In a current awards season climate that is becoming more and more inclined toward indie-movie recognition as well as to an increased female role in all aspects of movie-making, it would be a huge mistake to overlook Mistress America and its punchy, layered, twist-on-a-classic original screenplay.
The dramedy was co-written by filmmaker Noah Baumbach (Greenberg, Frances Ha) and actress/frequent collaborator Greta Gerwig. Gerwig’s first script was 2012’s Frances Ha, a film which also almost escaped award recognition save for a Golden Globe Best Actress nod for Gerwig.
What Mistress America brings to the table is a gender role reversal story. Gerwig and Baumbach skillfully take the classic hero’s journey and cater it to a woman’s experience. The story also follows the more recent trend of breaking down the manic pixie dream role-model (I don’t think a term has been coined, yet), by which a young, inexperienced, and often “uncool” protagonist attempts to model their journey after an elusively hip and seemingly mature superior (i.e. Fight Club, Almost Famous, Thirteen, or even this year’s The End of the Tour). Gerwig and Baumbach manage to blend these two ideas to create a spectacular and modern take on the female coming-of-age plot.
The story follows Tracy (Lola Kirke, Gone Girl), an aspiring writer and lonely undergraduate who strikes up a friendship with her soon-to-be older stepsister Brooke (Gerwig). Brooke comes to represent everything Tracy wants to be as well as the perfect subject for her writing: she has a romantically dingy Manhattan apartment, flits from one cool party to another, and dips her toes into every imaginable creative outlet – fashion, food, art, etc. Her fascination turns from hero-worship to criticism and back to admiration as the many complicated layers of Brooke surface and Tracy learns a thing or two about her own life in the process.
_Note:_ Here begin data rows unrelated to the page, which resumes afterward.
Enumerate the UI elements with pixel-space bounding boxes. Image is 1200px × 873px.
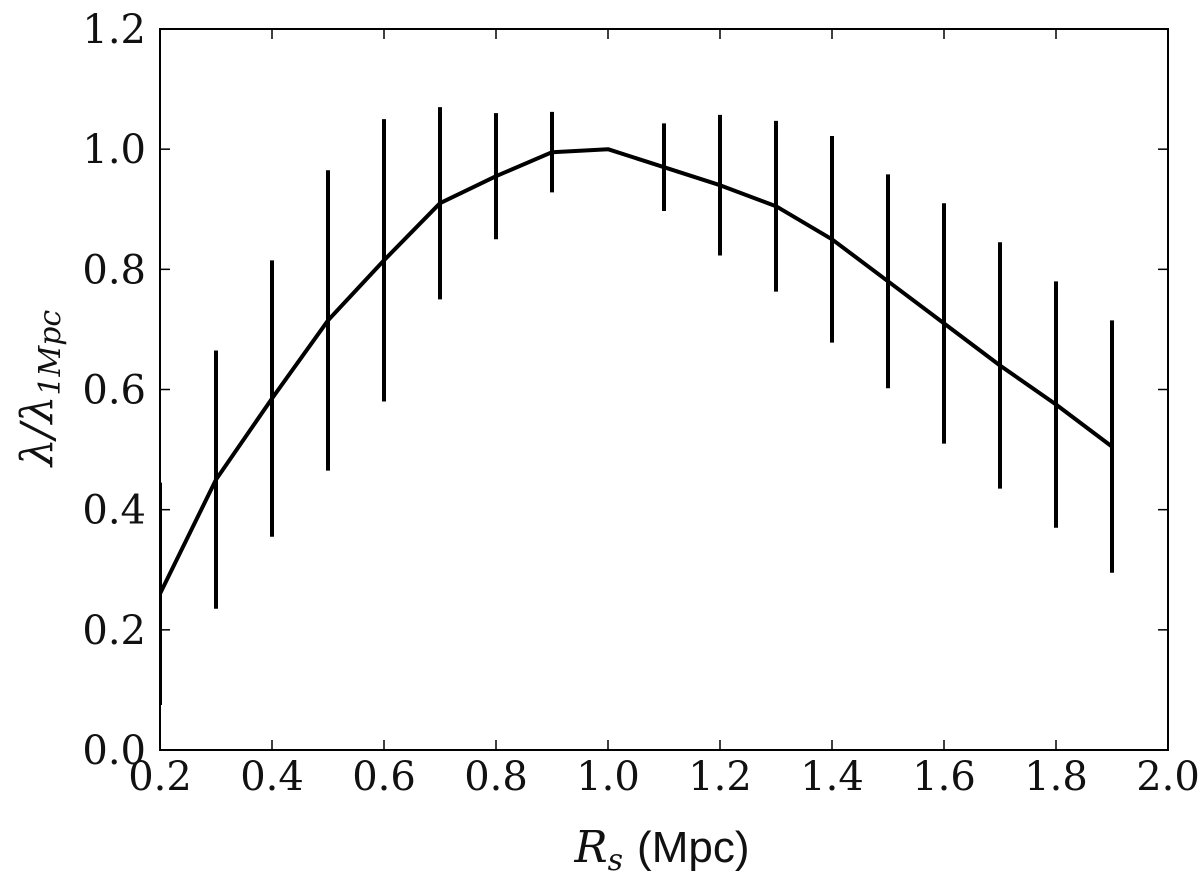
axis-ticks: [159, 28, 1169, 751]
y-axis-symbol: λ/λ: [12, 396, 63, 469]
x-axis-subscript: s: [608, 843, 623, 873]
y-tick-labels: 0.0 0.2 0.4 0.6 0.8 1.0 1.2: [82, 7, 146, 774]
x-axis-unit: (Mpc): [637, 823, 749, 872]
x-axis-symbol: R: [574, 822, 608, 873]
y-tick-label: 0.2: [82, 608, 146, 654]
y-axis-label: λ/λ1Mpc: [12, 310, 68, 469]
x-tick-label: 0.2: [128, 754, 192, 800]
x-tick-label: 0.8: [464, 754, 528, 800]
series-line: [160, 147, 1114, 595]
y-tick-label: 0.8: [82, 247, 146, 293]
data-series: [160, 107, 1114, 705]
y-tick-label: 0.4: [82, 488, 146, 534]
y-tick-label: 0.6: [82, 368, 146, 414]
y-axis-subscript: 1Mpc: [33, 310, 68, 396]
y-tick-label: 1.0: [82, 127, 146, 173]
x-tick-label: 0.4: [240, 754, 304, 800]
y-tick-label: 1.2: [82, 7, 146, 53]
x-tick-label: 2.0: [1136, 754, 1200, 800]
y-tick-label: 0.0: [82, 728, 146, 774]
x-axis-label: Rs (Mpc): [574, 822, 750, 873]
x-tick-labels: 0.2 0.4 0.6 0.8 1.0 1.2 1.4 1.6 1.8 2.0: [128, 754, 1200, 800]
x-tick-label: 1.2: [688, 754, 752, 800]
x-tick-label: 1.8: [1024, 754, 1088, 800]
x-tick-label: 1.4: [800, 754, 864, 800]
x-tick-label: 0.6: [352, 754, 416, 800]
x-tick-label: 1.6: [912, 754, 976, 800]
x-tick-label: 1.0: [576, 754, 640, 800]
plot-area: [159, 28, 1169, 751]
Kirke and Gerwig have a charming and easy chemistry throughout the film which is helped along by witty zeitgeisty dialogue as well as the sweeping and whimsical metaphoric structures created from Tracy’s perspective as a burgeoning writer. In the film, Tracy likens Brooke to “the last cowboy — all romance and failure. The world was changing, and her kind didn’t have anywhere to go. Being a beacon of hope for lesser people is a lonely business.” The rest of the script successfully transforms this heroically grand character into someone simultaneously relatable and unattainable, i.e. the perfect manic pixie dream role-model.
Much of Brooke’s dialogue seems to be grounded in her informing the world around her. She tells Tracy, “I think I’m sick, and I don’t know if my ailment has a name. It’s just me sitting and staring at the internet for long periods of time, interspersed by trying not to do that and then lying about what I’ve been doing. And then I’ll get so excited about something that the excitement overwhelms me and I can’t sleep or do anything and I just am in love with everything but can’t figure out how to make myself work in the world,” to which Tracy replies (along with every audience member of a certain age) “I think I have that, too.” Nearly every word that comes out of Brooke’s mouth is something to hang onto, leaving us smirking and nodding our heads to lines like “I think I’ll end up doing something depressing, but fun.”
Moments in the script also have Tracy as well as the viewer questioning whether or not Brooke is deserving of this admiration, such as when we learn that she shamelessly bullied a girl in high school. Gerwig and Baumbach revel in tearing down the messy perfection that is Brooke. Is this part of her “failure” (or tragic flaw, if you will)? One point of the manic pixie dream persona lies in the fact that the protagonist will eventually discover that the person they have put on a pedestal is not everything that they seem, and is actually just as flawed as anyone else. Tracy’s own superhero name for Brooke, Mistress America, is also an indicator of the shaky complex Tracy has built around her stepsister.
Aside from capturing this complicated American Dream-y character, the screenplay also finds the essence of a coming-of-age story designed uniquely for the millennial generation. Brooke’s dream of a restaurant that is so much more than a restaurant (or Stefon of Saturday Night Live’s perfect hot spot eatery) in itself encapsulates the entrepreneurial spirit and the “give me everything at once” mantra of today’s youth culture. Mixing the millennial attitude with the throwback Wonder Years-esque narrative voice overs from Tracy also lends a pleasantly edgy familiarity to the script.
Unfortunately at this point, it looks like this endearing coming-of-age story, hero’s journey, and romantic New York City tale will be left to the silent appreciation of a few lone indie moviegoers. Sorrow not, however, as Gerwig is currently working on a new solo script called Lady Bird (for which she will make her directorial debut). Hopefully by its release, the film world will be more open to embracing Gerwig’s special talent for character and story.